Chronic Total Coronary Occlusions: Stress Echocardiography with Speckle Tracking Analysis Study

Ines Monte1,2*, Francesco Calvo1, Giovanni Millan2, Vincenzo Lavanco1, Corrado Tamburino1,2

1General Surgery and Medical-Surgery Specialties Department, University of Catania, Italy

2Cardio-Thoraco-Vascular Department, AOU Vittorio Emanuele-Policlinico, Italy


Chronic total coronary occlusions (CTO) are found in approximately 15-30% of patients who undergo coronary angiography for suspected or known coronary artery disease. Speckle Tracking Echocardiography (STE) is a novel technology to assessing modifications of myocardial deformation with higher accuracy than the simple visual of regional wall motion.


The study was to evaluate, using STE applied to dobutamine stress echocardiography (DSE), changes in echo parameters before and after successful recanalization of a CTO.

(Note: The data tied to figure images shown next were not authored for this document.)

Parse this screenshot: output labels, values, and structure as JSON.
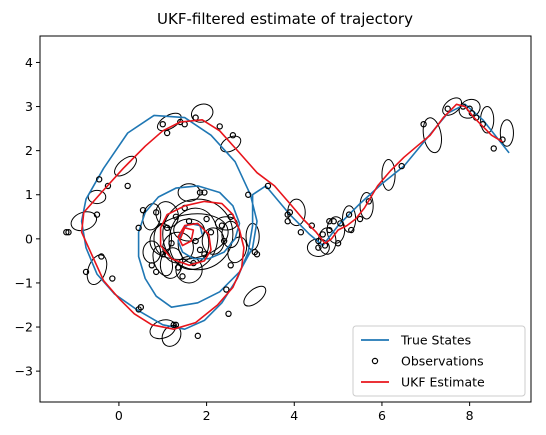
{
  "chart_data": {
    "type": "line",
    "title": "UKF-filtered estimate of trajectory",
    "xlabel": "",
    "ylabel": "",
    "xlim": [
      -1.8,
      9.4
    ],
    "ylim": [
      -3.7,
      4.6
    ],
    "xticks": [
      0,
      2,
      4,
      6,
      8
    ],
    "yticks": [
      -3,
      -2,
      -1,
      0,
      1,
      2,
      3,
      4
    ],
    "grid": false,
    "legend_position": "lower-right",
    "colors": {
      "true_states": "#1f77b4",
      "ukf": "#e8141b",
      "observations": "#000000",
      "ellipses": "#000000"
    },
    "legend": [
      {
        "label": "True States",
        "kind": "line",
        "color": "#1f77b4"
      },
      {
        "label": "Observations",
        "kind": "marker",
        "color": "#000000"
      },
      {
        "label": "UKF Estimate",
        "kind": "line",
        "color": "#e8141b"
      }
    ],
    "series": [
      {
        "name": "True States",
        "points": [
          [
            1.9,
            0.1
          ],
          [
            1.85,
            0.3
          ],
          [
            1.6,
            0.35
          ],
          [
            1.45,
            0.2
          ],
          [
            1.35,
            -0.05
          ],
          [
            1.45,
            -0.3
          ],
          [
            1.7,
            -0.45
          ],
          [
            2.05,
            -0.45
          ],
          [
            2.4,
            -0.3
          ],
          [
            2.65,
            0.0
          ],
          [
            2.75,
            0.35
          ],
          [
            2.6,
            0.75
          ],
          [
            2.3,
            1.05
          ],
          [
            1.8,
            1.2
          ],
          [
            1.3,
            1.15
          ],
          [
            0.9,
            0.95
          ],
          [
            0.6,
            0.6
          ],
          [
            0.45,
            0.15
          ],
          [
            0.45,
            -0.4
          ],
          [
            0.6,
            -0.9
          ],
          [
            0.85,
            -1.3
          ],
          [
            1.2,
            -1.55
          ],
          [
            1.8,
            -1.45
          ],
          [
            2.3,
            -1.2
          ],
          [
            2.75,
            -0.75
          ],
          [
            3.05,
            -0.2
          ],
          [
            3.15,
            0.4
          ],
          [
            3.0,
            1.0
          ],
          [
            2.65,
            1.75
          ],
          [
            2.1,
            2.35
          ],
          [
            1.5,
            2.75
          ],
          [
            0.8,
            2.8
          ],
          [
            0.2,
            2.4
          ],
          [
            -0.35,
            1.6
          ],
          [
            -0.75,
            0.9
          ],
          [
            -0.85,
            0.4
          ],
          [
            -0.75,
            -0.2
          ],
          [
            -0.5,
            -0.8
          ],
          [
            -0.1,
            -1.25
          ],
          [
            0.4,
            -1.6
          ],
          [
            1.0,
            -1.95
          ],
          [
            1.5,
            -2.05
          ],
          [
            1.95,
            -1.85
          ],
          [
            2.35,
            -1.45
          ],
          [
            2.7,
            -0.9
          ],
          [
            2.95,
            -0.3
          ],
          [
            3.05,
            0.3
          ],
          [
            3.05,
            1.0
          ],
          [
            3.35,
            1.2
          ],
          [
            3.9,
            0.55
          ],
          [
            4.35,
            0.1
          ],
          [
            4.65,
            -0.15
          ],
          [
            5.0,
            0.3
          ],
          [
            5.5,
            0.8
          ],
          [
            6.0,
            1.25
          ],
          [
            6.5,
            1.65
          ],
          [
            7.0,
            2.25
          ],
          [
            7.5,
            2.85
          ],
          [
            7.9,
            3.05
          ],
          [
            8.3,
            2.7
          ],
          [
            8.9,
            1.95
          ]
        ]
      },
      {
        "name": "UKF Estimate",
        "points": [
          [
            1.4,
            0.0
          ],
          [
            1.5,
            0.25
          ],
          [
            1.7,
            0.2
          ],
          [
            1.65,
            -0.05
          ],
          [
            1.45,
            -0.15
          ],
          [
            1.35,
            0.05
          ],
          [
            1.5,
            0.3
          ],
          [
            1.8,
            0.35
          ],
          [
            2.05,
            0.1
          ],
          [
            2.1,
            -0.25
          ],
          [
            1.95,
            -0.5
          ],
          [
            1.6,
            -0.6
          ],
          [
            1.2,
            -0.45
          ],
          [
            0.95,
            -0.15
          ],
          [
            0.95,
            0.25
          ],
          [
            1.1,
            0.55
          ],
          [
            1.5,
            0.75
          ],
          [
            1.95,
            0.85
          ],
          [
            2.35,
            0.8
          ],
          [
            2.6,
            0.55
          ],
          [
            2.75,
            0.2
          ],
          [
            2.85,
            -0.2
          ],
          [
            2.8,
            -0.65
          ],
          [
            2.6,
            -1.1
          ],
          [
            2.25,
            -1.5
          ],
          [
            1.75,
            -1.9
          ],
          [
            1.25,
            -2.05
          ],
          [
            0.75,
            -1.95
          ],
          [
            0.35,
            -1.7
          ],
          [
            0.0,
            -1.35
          ],
          [
            -0.35,
            -0.95
          ],
          [
            -0.6,
            -0.4
          ],
          [
            -0.85,
            0.15
          ],
          [
            -0.8,
            0.6
          ],
          [
            -0.4,
            1.05
          ],
          [
            0.1,
            1.6
          ],
          [
            0.6,
            2.1
          ],
          [
            1.0,
            2.45
          ],
          [
            1.4,
            2.65
          ],
          [
            1.9,
            2.7
          ],
          [
            2.3,
            2.45
          ],
          [
            2.75,
            1.95
          ],
          [
            3.15,
            1.5
          ],
          [
            3.55,
            1.2
          ],
          [
            3.9,
            0.8
          ],
          [
            4.2,
            0.45
          ],
          [
            4.5,
            0.15
          ],
          [
            4.7,
            -0.1
          ],
          [
            4.85,
            0.0
          ],
          [
            5.0,
            0.2
          ],
          [
            5.2,
            0.3
          ],
          [
            5.4,
            0.45
          ],
          [
            5.6,
            0.7
          ],
          [
            5.9,
            1.2
          ],
          [
            6.2,
            1.55
          ],
          [
            6.5,
            1.85
          ],
          [
            6.8,
            2.1
          ],
          [
            7.1,
            2.35
          ],
          [
            7.4,
            2.75
          ],
          [
            7.7,
            3.05
          ],
          [
            7.9,
            3.0
          ],
          [
            8.1,
            2.75
          ],
          [
            8.3,
            2.55
          ],
          [
            8.5,
            2.35
          ],
          [
            8.75,
            2.2
          ]
        ]
      }
    ],
    "observations": [
      [
        1.75,
        -0.05
      ],
      [
        1.6,
        0.4
      ],
      [
        1.3,
        0.5
      ],
      [
        1.1,
        0.25
      ],
      [
        2.0,
        0.45
      ],
      [
        2.35,
        0.3
      ],
      [
        2.4,
        -0.05
      ],
      [
        1.95,
        -0.35
      ],
      [
        1.7,
        -0.55
      ],
      [
        1.35,
        -0.65
      ],
      [
        1.0,
        -0.35
      ],
      [
        1.85,
        -0.25
      ],
      [
        2.1,
        0.15
      ],
      [
        1.2,
        -0.1
      ],
      [
        1.45,
        -0.85
      ],
      [
        0.85,
        -0.75
      ],
      [
        0.75,
        -0.6
      ],
      [
        0.45,
        0.25
      ],
      [
        0.55,
        0.65
      ],
      [
        0.85,
        0.6
      ],
      [
        1.5,
        0.7
      ],
      [
        1.85,
        1.05
      ],
      [
        1.95,
        1.05
      ],
      [
        2.55,
        0.5
      ],
      [
        2.95,
        1.0
      ],
      [
        3.1,
        -0.3
      ],
      [
        3.15,
        -0.35
      ],
      [
        2.55,
        -0.6
      ],
      [
        2.45,
        -1.15
      ],
      [
        2.5,
        -1.7
      ],
      [
        1.8,
        -2.2
      ],
      [
        1.25,
        -1.95
      ],
      [
        1.3,
        -1.95
      ],
      [
        0.45,
        -1.6
      ],
      [
        0.5,
        -1.55
      ],
      [
        -0.15,
        -0.9
      ],
      [
        -0.4,
        -0.4
      ],
      [
        -0.75,
        -0.75
      ],
      [
        -0.5,
        0.55
      ],
      [
        -1.15,
        0.15
      ],
      [
        -1.2,
        0.15
      ],
      [
        -0.45,
        1.35
      ],
      [
        -0.25,
        1.2
      ],
      [
        0.2,
        1.2
      ],
      [
        1.0,
        2.6
      ],
      [
        1.1,
        2.4
      ],
      [
        1.4,
        2.65
      ],
      [
        1.5,
        2.6
      ],
      [
        1.75,
        2.75
      ],
      [
        2.3,
        2.55
      ],
      [
        2.6,
        2.35
      ],
      [
        3.4,
        1.2
      ],
      [
        3.85,
        0.55
      ],
      [
        3.9,
        0.6
      ],
      [
        4.15,
        0.15
      ],
      [
        4.4,
        0.3
      ],
      [
        4.55,
        -0.05
      ],
      [
        4.55,
        -0.2
      ],
      [
        4.7,
        -0.15
      ],
      [
        4.8,
        0.2
      ],
      [
        4.9,
        0.4
      ],
      [
        5.05,
        0.35
      ],
      [
        5.25,
        0.55
      ],
      [
        5.3,
        0.2
      ],
      [
        5.5,
        0.45
      ],
      [
        5.7,
        0.85
      ],
      [
        6.45,
        1.65
      ],
      [
        6.95,
        2.6
      ],
      [
        7.5,
        2.95
      ],
      [
        7.85,
        3.0
      ],
      [
        8.05,
        2.85
      ],
      [
        8.0,
        2.95
      ],
      [
        8.15,
        2.75
      ],
      [
        8.3,
        2.6
      ],
      [
        8.55,
        2.05
      ],
      [
        8.75,
        2.25
      ],
      [
        4.8,
        0.4
      ],
      [
        5.0,
        -0.1
      ],
      [
        4.65,
        0.1
      ],
      [
        3.85,
        0.4
      ]
    ],
    "ellipses": [
      [
        1.6,
        0.05,
        0.9,
        0.5,
        -10
      ],
      [
        1.8,
        0.1,
        0.8,
        0.8,
        0
      ],
      [
        1.7,
        0.0,
        0.55,
        0.7,
        10
      ],
      [
        1.7,
        -0.1,
        0.35,
        0.45,
        0
      ],
      [
        1.6,
        0.2,
        0.35,
        0.25,
        0
      ],
      [
        2.15,
        -0.05,
        0.25,
        0.3,
        0
      ],
      [
        1.35,
        -0.2,
        0.35,
        0.35,
        0
      ],
      [
        1.1,
        0.55,
        0.25,
        0.3,
        -20
      ],
      [
        1.0,
        0.0,
        0.2,
        0.35,
        0
      ],
      [
        1.2,
        -0.55,
        0.25,
        0.35,
        10
      ],
      [
        1.6,
        -0.7,
        0.3,
        0.3,
        0
      ],
      [
        1.0,
        -0.5,
        0.2,
        0.35,
        -20
      ],
      [
        0.75,
        0.5,
        0.2,
        0.3,
        10
      ],
      [
        0.75,
        -0.3,
        0.2,
        0.25,
        0
      ],
      [
        1.6,
        1.05,
        0.25,
        0.2,
        0
      ],
      [
        2.45,
        0.35,
        0.25,
        0.15,
        0
      ],
      [
        3.05,
        0.05,
        0.15,
        0.3,
        0
      ],
      [
        3.1,
        -1.3,
        0.3,
        0.15,
        -40
      ],
      [
        2.7,
        -0.25,
        0.2,
        0.3,
        20
      ],
      [
        2.55,
        0.1,
        0.2,
        0.3,
        0
      ],
      [
        1.0,
        -2.05,
        0.3,
        0.2,
        -20
      ],
      [
        1.2,
        -2.2,
        0.2,
        0.25,
        30
      ],
      [
        -0.5,
        -0.7,
        0.2,
        0.35,
        20
      ],
      [
        -0.8,
        0.4,
        0.3,
        0.2,
        -20
      ],
      [
        -0.5,
        0.95,
        0.2,
        0.15,
        0
      ],
      [
        0.15,
        1.65,
        0.3,
        0.15,
        -40
      ],
      [
        1.15,
        2.65,
        0.3,
        0.15,
        -30
      ],
      [
        1.9,
        2.85,
        0.25,
        0.2,
        -20
      ],
      [
        2.55,
        2.15,
        0.25,
        0.15,
        -30
      ],
      [
        4.05,
        0.6,
        0.2,
        0.3,
        0
      ],
      [
        4.55,
        -0.2,
        0.25,
        0.2,
        0
      ],
      [
        4.75,
        -0.05,
        0.2,
        0.3,
        0
      ],
      [
        4.95,
        0.2,
        0.2,
        0.3,
        0
      ],
      [
        5.25,
        0.45,
        0.15,
        0.3,
        0
      ],
      [
        5.65,
        0.75,
        0.15,
        0.3,
        0
      ],
      [
        6.15,
        1.45,
        0.15,
        0.35,
        0
      ],
      [
        7.15,
        2.35,
        0.2,
        0.4,
        -10
      ],
      [
        7.6,
        3.0,
        0.25,
        0.15,
        -40
      ],
      [
        8.0,
        2.95,
        0.25,
        0.2,
        -30
      ],
      [
        8.4,
        2.7,
        0.15,
        0.3,
        0
      ],
      [
        8.85,
        2.4,
        0.15,
        0.3,
        0
      ]
    ]
  }
}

Eleven patients with subacute or chronic coronary syndromes and angiographic evidence of CTO, scheduled for reopening by percutaneous coronary angioplasty, underwent DSE, using standard protocol, before and 3 months after CTO recanalization. The acquisition of Echo images was performed at baseline and peak stress.

Left ventricular ejection fraction (EF), volumes, wall motion score index, parameters of diastolic flow, tissue velocities at mitral annulus, global longitudinal strain (GLS), strain rate (SR), systolic and diastolic longitudinal functional reserve (SLR and DLR respectively) were obtained at baseline and at peak stress before and after percutaneous coronary angioplasty (PCI).


The mean follow-up after PCI was 3.09 ± 1 months. Statistical analysis showed significant improvement after PCI in EF, comparing to baseline (P < 0.03) and stress peak (P < 0.001) in systolic SR from the 4 chamber-view (P < 0.02), in DLR (P < 0.01), but there were no significant changes for SLR, GLS and SR.


Stress echocardiography associated with new imaging techniques, such as STE provides further improvements of diagnostic accuracy in CTO patients.